The main thing we should get from this analysis is that attitudes towards math and how you evaluate yourself are crucial for your performance in the subject. We disproved our RQ2 and RQ3, however, RQ1 proved to be true - those who feel more confident in mathematics, do better at it. As for the parental education, father’s figure education matters a little bit more than the mother’s figure. Also, with the higher levels of confidence in their abilities, boys in 8th grade perform in math better than girls in 8th grade. Thus, we were able to repeat the success if the research that studies Attitudes and Performance in Mathematics, reaching almost 28% of explained variance in the last model. That is all. Again, next time the research may be more focused on the gender differences in performance based on how students evaluate themselves.

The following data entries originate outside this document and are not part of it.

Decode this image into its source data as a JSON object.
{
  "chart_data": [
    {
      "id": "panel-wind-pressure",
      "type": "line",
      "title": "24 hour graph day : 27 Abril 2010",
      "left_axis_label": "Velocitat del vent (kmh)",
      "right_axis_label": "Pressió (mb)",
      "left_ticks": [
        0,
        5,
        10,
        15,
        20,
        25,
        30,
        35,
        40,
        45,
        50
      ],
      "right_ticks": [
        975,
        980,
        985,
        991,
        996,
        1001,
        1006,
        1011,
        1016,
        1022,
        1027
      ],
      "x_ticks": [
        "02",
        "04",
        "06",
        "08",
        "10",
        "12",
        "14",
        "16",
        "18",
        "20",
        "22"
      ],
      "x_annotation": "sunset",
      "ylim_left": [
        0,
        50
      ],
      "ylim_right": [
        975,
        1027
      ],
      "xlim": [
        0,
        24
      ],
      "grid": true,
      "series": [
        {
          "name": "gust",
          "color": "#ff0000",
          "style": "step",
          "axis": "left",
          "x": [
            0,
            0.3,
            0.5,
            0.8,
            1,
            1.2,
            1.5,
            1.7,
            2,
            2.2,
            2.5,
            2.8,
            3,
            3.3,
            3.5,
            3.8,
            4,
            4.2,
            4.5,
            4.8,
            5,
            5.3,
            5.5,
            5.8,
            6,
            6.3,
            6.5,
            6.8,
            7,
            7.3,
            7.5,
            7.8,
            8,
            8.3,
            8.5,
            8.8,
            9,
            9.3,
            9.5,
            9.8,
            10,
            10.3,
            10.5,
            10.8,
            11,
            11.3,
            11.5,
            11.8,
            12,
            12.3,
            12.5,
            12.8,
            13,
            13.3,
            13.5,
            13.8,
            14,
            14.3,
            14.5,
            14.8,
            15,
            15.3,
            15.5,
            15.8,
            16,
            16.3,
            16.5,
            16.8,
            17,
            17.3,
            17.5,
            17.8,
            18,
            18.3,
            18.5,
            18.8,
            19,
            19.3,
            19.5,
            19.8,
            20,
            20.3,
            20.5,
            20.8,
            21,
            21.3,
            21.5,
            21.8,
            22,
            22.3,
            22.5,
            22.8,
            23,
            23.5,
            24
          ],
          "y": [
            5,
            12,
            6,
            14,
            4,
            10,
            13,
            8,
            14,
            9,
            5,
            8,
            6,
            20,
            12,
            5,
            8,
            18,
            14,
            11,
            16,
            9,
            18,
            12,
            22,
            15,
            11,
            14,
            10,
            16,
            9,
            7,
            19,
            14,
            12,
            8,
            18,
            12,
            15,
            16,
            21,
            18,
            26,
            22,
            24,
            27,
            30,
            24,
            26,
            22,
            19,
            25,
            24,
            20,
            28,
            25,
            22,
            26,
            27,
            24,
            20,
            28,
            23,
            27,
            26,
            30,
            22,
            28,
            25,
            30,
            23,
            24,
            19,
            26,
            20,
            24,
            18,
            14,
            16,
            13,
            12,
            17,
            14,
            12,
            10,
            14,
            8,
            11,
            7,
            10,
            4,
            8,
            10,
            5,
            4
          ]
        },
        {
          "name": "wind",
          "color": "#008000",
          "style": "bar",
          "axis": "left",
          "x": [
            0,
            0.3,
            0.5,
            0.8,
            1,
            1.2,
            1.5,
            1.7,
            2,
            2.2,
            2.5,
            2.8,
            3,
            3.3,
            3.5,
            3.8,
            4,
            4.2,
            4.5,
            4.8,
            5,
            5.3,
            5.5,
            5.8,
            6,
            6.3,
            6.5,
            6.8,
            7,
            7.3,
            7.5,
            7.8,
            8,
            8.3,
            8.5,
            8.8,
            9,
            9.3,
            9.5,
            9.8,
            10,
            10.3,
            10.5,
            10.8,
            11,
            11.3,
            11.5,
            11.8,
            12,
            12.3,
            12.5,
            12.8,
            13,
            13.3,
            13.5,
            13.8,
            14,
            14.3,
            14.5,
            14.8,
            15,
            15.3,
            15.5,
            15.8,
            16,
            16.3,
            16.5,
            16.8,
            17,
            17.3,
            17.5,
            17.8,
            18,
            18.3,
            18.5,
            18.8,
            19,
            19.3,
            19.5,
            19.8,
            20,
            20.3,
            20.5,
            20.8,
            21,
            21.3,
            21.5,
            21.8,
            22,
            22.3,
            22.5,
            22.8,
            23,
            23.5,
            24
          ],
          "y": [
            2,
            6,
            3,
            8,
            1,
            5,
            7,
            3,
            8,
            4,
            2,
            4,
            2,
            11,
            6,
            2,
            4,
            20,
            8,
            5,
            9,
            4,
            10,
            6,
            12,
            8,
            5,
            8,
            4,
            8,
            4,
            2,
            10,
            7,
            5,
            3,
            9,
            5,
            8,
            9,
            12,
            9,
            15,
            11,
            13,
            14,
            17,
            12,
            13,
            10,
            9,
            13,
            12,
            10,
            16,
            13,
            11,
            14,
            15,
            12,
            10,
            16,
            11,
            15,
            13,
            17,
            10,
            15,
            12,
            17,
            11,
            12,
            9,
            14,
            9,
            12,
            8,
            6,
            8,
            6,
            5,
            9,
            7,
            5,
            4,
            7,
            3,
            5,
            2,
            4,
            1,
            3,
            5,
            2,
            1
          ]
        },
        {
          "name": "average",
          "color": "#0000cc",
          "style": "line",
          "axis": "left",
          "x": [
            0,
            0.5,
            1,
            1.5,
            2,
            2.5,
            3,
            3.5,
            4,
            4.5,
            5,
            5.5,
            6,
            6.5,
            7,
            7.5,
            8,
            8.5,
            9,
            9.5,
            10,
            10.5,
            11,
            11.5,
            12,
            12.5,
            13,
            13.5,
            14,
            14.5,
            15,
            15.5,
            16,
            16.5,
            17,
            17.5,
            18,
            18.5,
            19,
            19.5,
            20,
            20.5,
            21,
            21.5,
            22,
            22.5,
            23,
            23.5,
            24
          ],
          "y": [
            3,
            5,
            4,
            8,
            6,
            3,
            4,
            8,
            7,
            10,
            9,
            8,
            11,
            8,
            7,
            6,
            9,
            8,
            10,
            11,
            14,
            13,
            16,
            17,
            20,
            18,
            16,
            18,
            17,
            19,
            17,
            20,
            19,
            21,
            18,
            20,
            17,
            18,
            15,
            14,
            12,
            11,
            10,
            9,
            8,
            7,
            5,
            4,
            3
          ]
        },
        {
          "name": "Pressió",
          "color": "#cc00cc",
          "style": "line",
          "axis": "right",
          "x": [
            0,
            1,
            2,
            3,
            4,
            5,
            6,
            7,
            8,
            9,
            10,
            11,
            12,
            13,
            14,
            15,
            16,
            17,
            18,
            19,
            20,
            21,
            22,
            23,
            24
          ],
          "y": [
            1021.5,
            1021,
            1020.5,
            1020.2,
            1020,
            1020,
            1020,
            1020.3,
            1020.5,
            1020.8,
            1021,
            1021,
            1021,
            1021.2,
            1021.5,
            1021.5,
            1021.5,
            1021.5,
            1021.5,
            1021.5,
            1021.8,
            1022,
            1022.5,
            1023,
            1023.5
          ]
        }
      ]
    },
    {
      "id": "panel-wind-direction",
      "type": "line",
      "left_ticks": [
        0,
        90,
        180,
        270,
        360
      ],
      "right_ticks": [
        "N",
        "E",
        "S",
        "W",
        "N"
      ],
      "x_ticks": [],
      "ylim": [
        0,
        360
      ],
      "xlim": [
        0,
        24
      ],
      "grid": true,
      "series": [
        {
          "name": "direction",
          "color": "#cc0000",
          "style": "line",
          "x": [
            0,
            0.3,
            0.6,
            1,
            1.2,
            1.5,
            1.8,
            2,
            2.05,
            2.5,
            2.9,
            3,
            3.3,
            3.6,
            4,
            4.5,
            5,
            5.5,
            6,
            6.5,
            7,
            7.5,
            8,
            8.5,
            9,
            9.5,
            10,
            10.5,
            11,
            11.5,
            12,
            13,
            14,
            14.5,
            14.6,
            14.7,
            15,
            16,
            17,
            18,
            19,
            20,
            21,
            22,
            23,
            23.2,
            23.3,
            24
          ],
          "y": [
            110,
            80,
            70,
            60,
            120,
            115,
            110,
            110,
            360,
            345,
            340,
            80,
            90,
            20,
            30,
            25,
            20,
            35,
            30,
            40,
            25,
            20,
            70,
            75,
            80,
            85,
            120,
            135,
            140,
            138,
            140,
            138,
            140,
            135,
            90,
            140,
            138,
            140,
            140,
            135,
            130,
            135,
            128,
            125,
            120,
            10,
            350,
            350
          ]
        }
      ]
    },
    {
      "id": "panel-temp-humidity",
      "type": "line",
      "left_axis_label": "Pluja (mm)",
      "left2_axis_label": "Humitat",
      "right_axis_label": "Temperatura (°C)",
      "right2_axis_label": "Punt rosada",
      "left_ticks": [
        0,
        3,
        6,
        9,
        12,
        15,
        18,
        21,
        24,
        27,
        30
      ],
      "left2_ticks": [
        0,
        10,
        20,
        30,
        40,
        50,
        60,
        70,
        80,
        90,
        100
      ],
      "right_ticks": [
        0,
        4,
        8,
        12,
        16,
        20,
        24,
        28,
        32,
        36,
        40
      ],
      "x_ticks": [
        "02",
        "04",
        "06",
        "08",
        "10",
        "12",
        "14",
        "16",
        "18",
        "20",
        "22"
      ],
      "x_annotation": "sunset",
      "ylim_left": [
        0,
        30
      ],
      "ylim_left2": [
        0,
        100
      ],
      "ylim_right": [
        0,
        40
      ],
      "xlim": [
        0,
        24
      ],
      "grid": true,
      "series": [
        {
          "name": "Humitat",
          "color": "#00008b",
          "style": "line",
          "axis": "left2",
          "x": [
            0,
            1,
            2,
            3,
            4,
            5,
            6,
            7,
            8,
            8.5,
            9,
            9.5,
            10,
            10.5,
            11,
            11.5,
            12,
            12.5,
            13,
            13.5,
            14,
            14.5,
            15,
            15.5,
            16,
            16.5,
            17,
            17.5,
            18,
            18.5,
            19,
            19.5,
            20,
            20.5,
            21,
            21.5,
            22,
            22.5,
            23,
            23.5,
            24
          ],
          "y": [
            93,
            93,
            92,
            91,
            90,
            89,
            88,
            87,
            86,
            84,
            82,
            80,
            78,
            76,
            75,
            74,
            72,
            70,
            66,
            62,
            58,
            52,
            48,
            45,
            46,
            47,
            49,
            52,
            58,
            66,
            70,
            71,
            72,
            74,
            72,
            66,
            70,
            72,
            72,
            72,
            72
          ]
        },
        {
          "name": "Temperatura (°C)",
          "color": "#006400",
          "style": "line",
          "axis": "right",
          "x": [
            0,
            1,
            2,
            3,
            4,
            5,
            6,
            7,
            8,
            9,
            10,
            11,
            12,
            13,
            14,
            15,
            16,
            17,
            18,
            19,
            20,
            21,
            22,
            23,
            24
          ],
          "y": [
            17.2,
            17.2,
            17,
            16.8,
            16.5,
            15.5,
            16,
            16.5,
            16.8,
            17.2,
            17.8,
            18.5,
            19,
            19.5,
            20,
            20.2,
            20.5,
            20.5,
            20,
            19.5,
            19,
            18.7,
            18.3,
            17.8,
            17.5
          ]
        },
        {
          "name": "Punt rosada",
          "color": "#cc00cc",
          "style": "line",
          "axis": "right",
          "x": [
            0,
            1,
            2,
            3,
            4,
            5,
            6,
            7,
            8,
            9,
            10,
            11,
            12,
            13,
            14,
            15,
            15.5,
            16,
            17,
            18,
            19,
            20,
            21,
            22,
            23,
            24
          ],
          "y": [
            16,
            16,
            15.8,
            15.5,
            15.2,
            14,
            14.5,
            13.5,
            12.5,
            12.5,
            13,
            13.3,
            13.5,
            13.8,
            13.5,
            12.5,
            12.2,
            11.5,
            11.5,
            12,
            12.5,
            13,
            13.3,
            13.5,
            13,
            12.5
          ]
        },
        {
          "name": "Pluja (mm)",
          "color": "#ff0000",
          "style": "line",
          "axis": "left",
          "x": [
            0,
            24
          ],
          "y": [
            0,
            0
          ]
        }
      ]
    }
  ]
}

A. A. Lipnevich, C. MacCann, S. Krumm, J. Burrus, and R. D. Roberts, “Mathematics attitudes and mathematics outcomes of US and Belarusian middle school students,” Journal of Educational Psychology, vol. 103, no. 1, pp. 105–118, 2011.
M. Nicolaidou and G. Philippou, “Attitudes towards mathematics, self-efficacy and achievement in problem solving,” in European Research in Mathematics Education III, M. A. Mariotti, Ed., pp. 1–11, University of Pisa, Pisa, Italy, 2003.